Coinbase Surges 11% on Stablecoin Partnership with Visa and Mastercard

Coinbase (COIN) shares surged 11.3% after the company announced a major partnership with Visa and Mastercard to launch a new U.S. dollar stablecoin called Open USD (OUSD). The partnership aims to bridge cryptocurrencies with traditional payment networks.

July 1, 2026
2 min read
Source: StockStory
Share:

Key Numbers

stock gain
11.3%

Coinbase (NASDAQ:COIN) announced a strategic partnership with payment giants Visa (NYSE:V) and Mastercard (NYSE:MA) to launch a new U.S. dollar stablecoin named Open USD (OUSD). The news sent Coinbase shares up 11.3% in afternoon trading.

The Product

Open USD is a stablecoin pegged 1:1 to the U.S. dollar, meaning each OUSD token is backed by one dollar held in transparent reserves. The stablecoin is designed to facilitate instant, low-cost digital payments across Visa and Mastercard networks, allowing users to send and receive digital dollars seamlessly.

Pricing and Availability

Pricing details and fees for OUSD have not been disclosed yet. The stablecoin is expected to be available on Coinbase's platform and wallets, as well as through Visa and Mastercard cards.

Competition

The stablecoin market is highly competitive, with USDT (Tether) and USDC (Circle) dominating. However, the partnership with Visa and Mastercard could give OUSD a competitive edge by leveraging their massive global payment networks.

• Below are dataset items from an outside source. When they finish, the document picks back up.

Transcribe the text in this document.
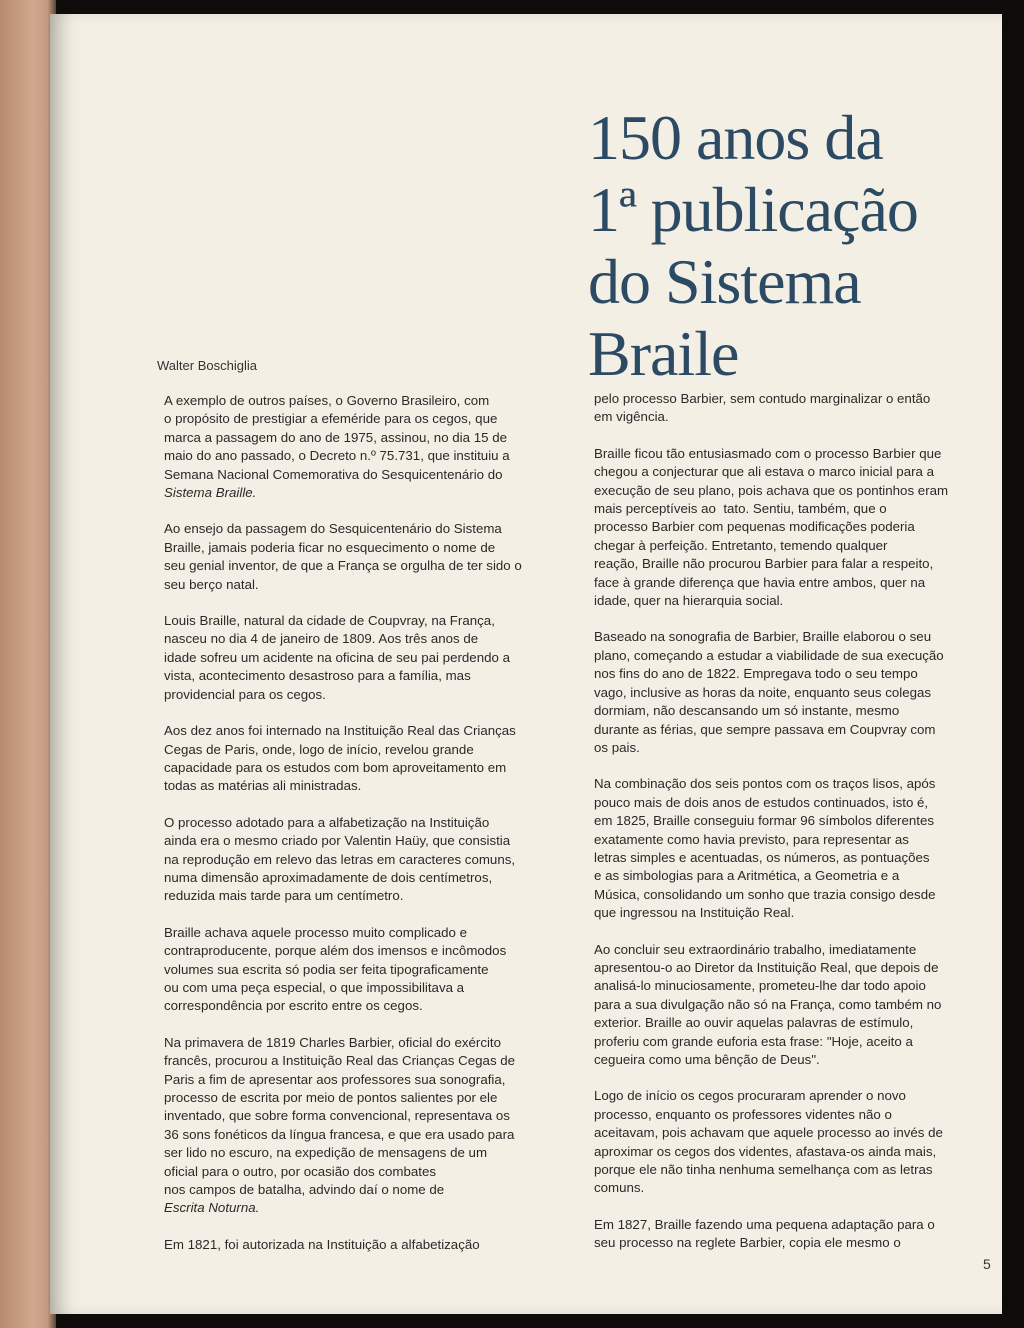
150 anos da
1ª publicação
do Sistema
Braile

Walter Boschiglia

A exemplo de outros países, o Governo Brasileiro, com
o propósito de prestigiar a efeméride para os cegos, que
marca a passagem do ano de 1975, assinou, no dia 15 de
maio do ano passado, o Decreto n.º 75.731, que instituiu a
Semana Nacional Comemorativa do Sesquicentenário do
Sistema Braille.

Ao ensejo da passagem do Sesquicentenário do Sistema
Braille, jamais poderia ficar no esquecimento o nome de
seu genial inventor, de que a França se orgulha de ter sido o
seu berço natal.

Louis Braille, natural da cidade de Coupvray, na França,
nasceu no dia 4 de janeiro de 1809. Aos três anos de
idade sofreu um acidente na oficina de seu pai perdendo a
vista, acontecimento desastroso para a família, mas
providencial para os cegos.

Aos dez anos foi internado na Instituição Real das Crianças
Cegas de Paris, onde, logo de início, revelou grande
capacidade para os estudos com bom aproveitamento em
todas as matérias ali ministradas.

O processo adotado para a alfabetização na Instituição
ainda era o mesmo criado por Valentin Haüy, que consistia
na reprodução em relevo das letras em caracteres comuns,
numa dimensão aproximadamente de dois centímetros,
reduzida mais tarde para um centímetro.

Braille achava aquele processo muito complicado e
contraproducente, porque além dos imensos e incômodos
volumes sua escrita só podia ser feita tipograficamente
ou com uma peça especial, o que impossibilitava a
correspondência por escrito entre os cegos.

Na primavera de 1819 Charles Barbier, oficial do exército
francês, procurou a Instituição Real das Crianças Cegas de
Paris a fim de apresentar aos professores sua sonografia,
processo de escrita por meio de pontos salientes por ele
inventado, que sobre forma convencional, representava os
36 sons fonéticos da língua francesa, e que era usado para
ser lido no escuro, na expedição de mensagens de um
oficial para o outro, por ocasião dos combates
nos campos de batalha, advindo daí o nome de
Escrita Noturna.

Em 1821, foi autorizada na Instituição a alfabetização

pelo processo Barbier, sem contudo marginalizar o então
em vigência.

Braille ficou tão entusiasmado com o processo Barbier que
chegou a conjecturar que ali estava o marco inicial para a
execução de seu plano, pois achava que os pontinhos eram
mais perceptíveis ao  tato. Sentiu, também, que o
processo Barbier com pequenas modificações poderia
chegar à perfeição. Entretanto, temendo qualquer
reação, Braille não procurou Barbier para falar a respeito,
face à grande diferença que havia entre ambos, quer na
idade, quer na hierarquia social.

Baseado na sonografia de Barbier, Braille elaborou o seu
plano, começando a estudar a viabilidade de sua execução
nos fins do ano de 1822. Empregava todo o seu tempo
vago, inclusive as horas da noite, enquanto seus colegas
dormiam, não descansando um só instante, mesmo
durante as férias, que sempre passava em Coupvray com
os pais.

Na combinação dos seis pontos com os traços lisos, após
pouco mais de dois anos de estudos continuados, isto é,
em 1825, Braille conseguiu formar 96 símbolos diferentes
exatamente como havia previsto, para representar as
letras simples e acentuadas, os números, as pontuações
e as simbologias para a Aritmética, a Geometria e a
Música, consolidando um sonho que trazia consigo desde
que ingressou na Instituição Real.

Ao concluir seu extraordinário trabalho, imediatamente
apresentou-o ao Diretor da Instituição Real, que depois de
analisá-lo minuciosamente, prometeu-lhe dar todo apoio
para a sua divulgação não só na França, como também no
exterior. Braille ao ouvir aquelas palavras de estímulo,
proferiu com grande euforia esta frase: "Hoje, aceito a
cegueira como uma bênção de Deus".

Logo de início os cegos procuraram aprender o novo
processo, enquanto os professores videntes não o
aceitavam, pois achavam que aquele processo ao invés de
aproximar os cegos dos videntes, afastava-os ainda mais,
porque ele não tinha nenhuma semelhança com as letras
comuns.

Em 1827, Braille fazendo uma pequena adaptação para o
seu processo na reglete Barbier, copia ele mesmo o

5
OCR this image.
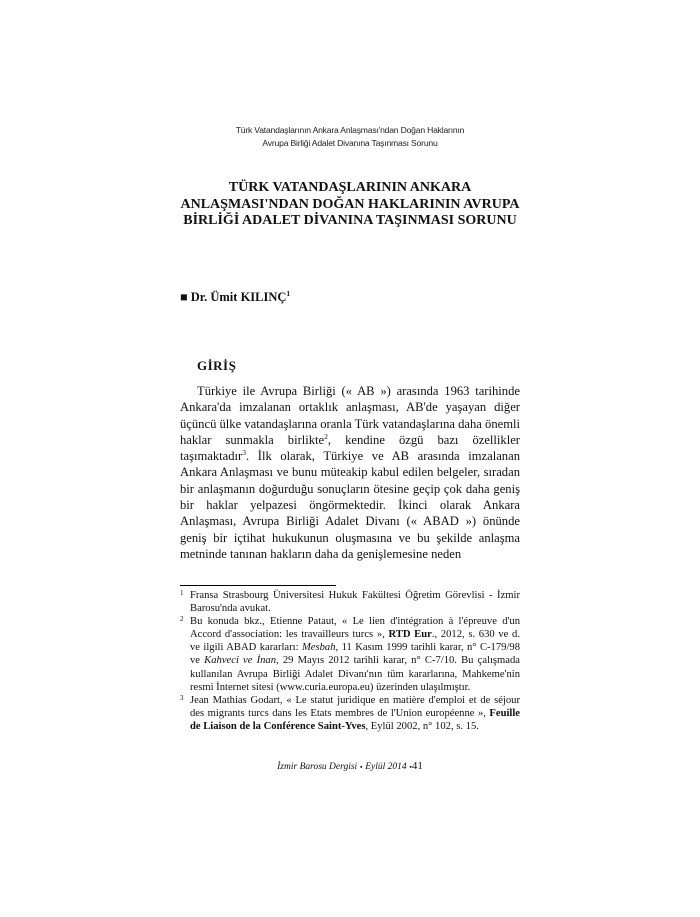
Türk Vatandaşlarının Ankara Anlaşması'ndan Doğan Haklarının
Avrupa Birliği Adalet Divanına Taşınması Sorunu
TÜRK VATANDAŞLARININ ANKARA
ANLAŞMASI'NDAN DOĞAN HAKLARININ AVRUPA
BİRLİĞİ ADALET DİVANINA TAŞINMASI SORUNU
■ Dr. Ümit KILINÇ$^1$
GİRİŞ
Türkiye ile Avrupa Birliği (« AB ») arasında 1963 tarihinde Ankara'da imzalanan ortaklık anlaşması, AB'de yaşayan diğer üçüncü ülke vatandaşlarına oranla Türk vatandaşlarına daha önemli haklar sunmakla birlikte$^2$, kendine özgü bazı özellikler taşımaktadır$^3$. İlk olarak, Türkiye ve AB arasında imzalanan Ankara Anlaşması ve bunu müteakip kabul edilen belgeler, sıradan bir anlaşmanın doğurduğu sonuçların ötesine geçip çok daha geniş bir haklar yelpazesi öngörmektedir. İkinci olarak Ankara Anlaşması, Avrupa Birliği Adalet Divanı (« ABAD ») önünde geniş bir içtihat hukukunun oluşmasına ve bu şekilde anlaşma metninde tanınan hakların daha da genişlemesine neden
1 Fransa Strasbourg Üniversitesi Hukuk Fakültesi Öğretim Görevlisi - İzmir Barosu'nda avukat.
2 Bu konuda bkz., Etienne Pataut, « Le lien d'intégration à l'épreuve d'un Accord d'association: les travailleurs turcs », RTD Eur., 2012, s. 630 ve d. ve ilgili ABAD kararları: Mesbah, 11 Kasım 1999 tarihli karar, n° C-179/98 ve Kahveci ve İnan, 29 Mayıs 2012 tarihli karar, n° C-7/10. Bu çalışmada kullanılan Avrupa Birliği Adalet Divanı'nın tüm kararlarına, Mahkeme'nin resmi İnternet sitesi (www.curia.europa.eu) üzerinden ulaşılmıştır.
3 Jean Mathias Godart, « Le statut juridique en matière d'emploi et de séjour des migrants turcs dans les Etats membres de l'Union européenne », Feuille de Liaison de la Conférence Saint-Yves, Eylül 2002, n° 102, s. 15.
İzmir Barosu Dergisi ▪ Eylül 2014 ▪41
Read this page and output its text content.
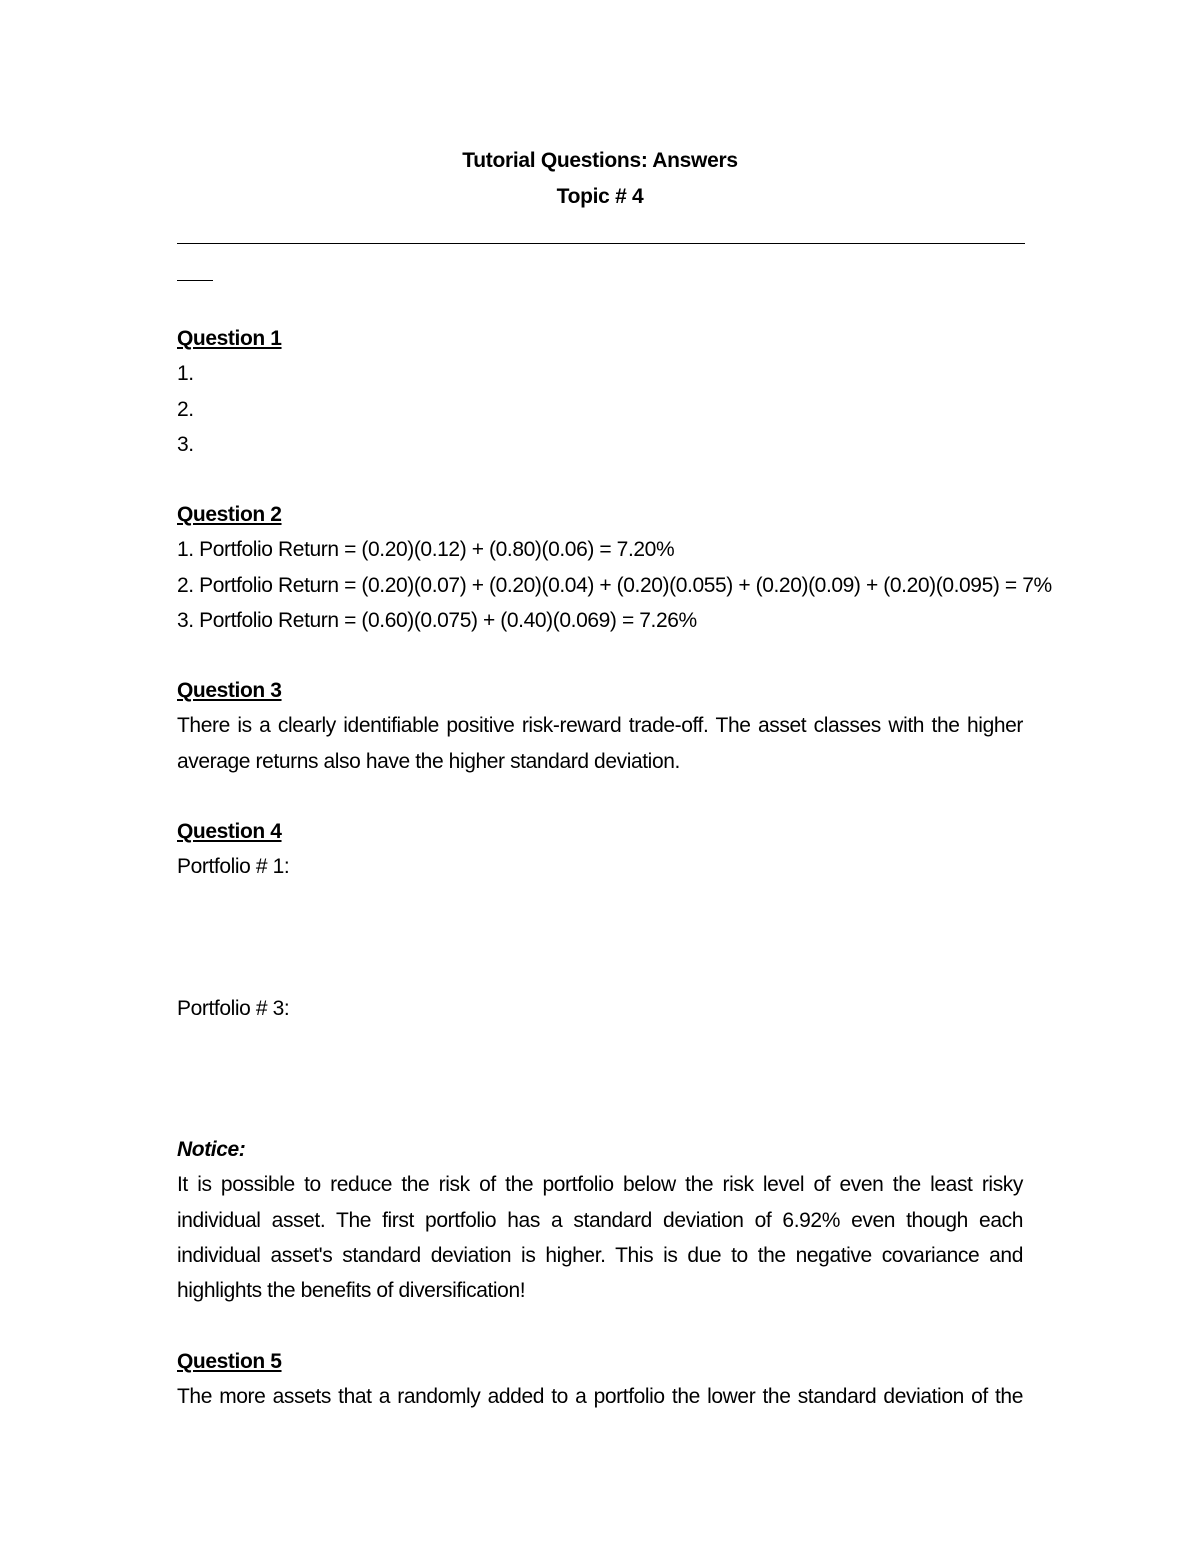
Tutorial Questions: Answers
Topic # 4
Question 1
1.
2.
3.
Question 2
1. Portfolio Return = (0.20)(0.12) + (0.80)(0.06) = 7.20%
2. Portfolio Return = (0.20)(0.07) + (0.20)(0.04) + (0.20)(0.055) + (0.20)(0.09) + (0.20)(0.095) = 7%
3. Portfolio Return = (0.60)(0.075) + (0.40)(0.069) = 7.26%
Question 3
There is a clearly identifiable positive risk-reward trade-off. The asset classes with the higher average returns also have the higher standard deviation.
Question 4
Portfolio # 1:
Portfolio # 3:
Notice:
It is possible to reduce the risk of the portfolio below the risk level of even the least risky individual asset. The first portfolio has a standard deviation of 6.92% even though each individual asset's standard deviation is higher. This is due to the negative covariance and highlights the benefits of diversification!
Question 5
The more assets that a randomly added to a portfolio the lower the standard deviation of the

Potential Impact on Coinbase

This partnership marks a significant step for Coinbase in bridging cryptocurrencies with traditional finance. If OUSD gains traction, it could boost Coinbase's transaction fee revenue and expand its user base. It also strengthens Coinbase's position as a leading blockchain infrastructure provider.

Frequently Asked Questions

Open USD (OUSD) is a stablecoin pegged 1:1 to the U.S. dollar, launched by Coinbase in partnership with Visa and Mastercard to facilitate digital payments.

Found this useful? Share it

Share:
This article was rewritten in Wrqti's editorial style based on information from the original source above. Content is informational only — not investment advice.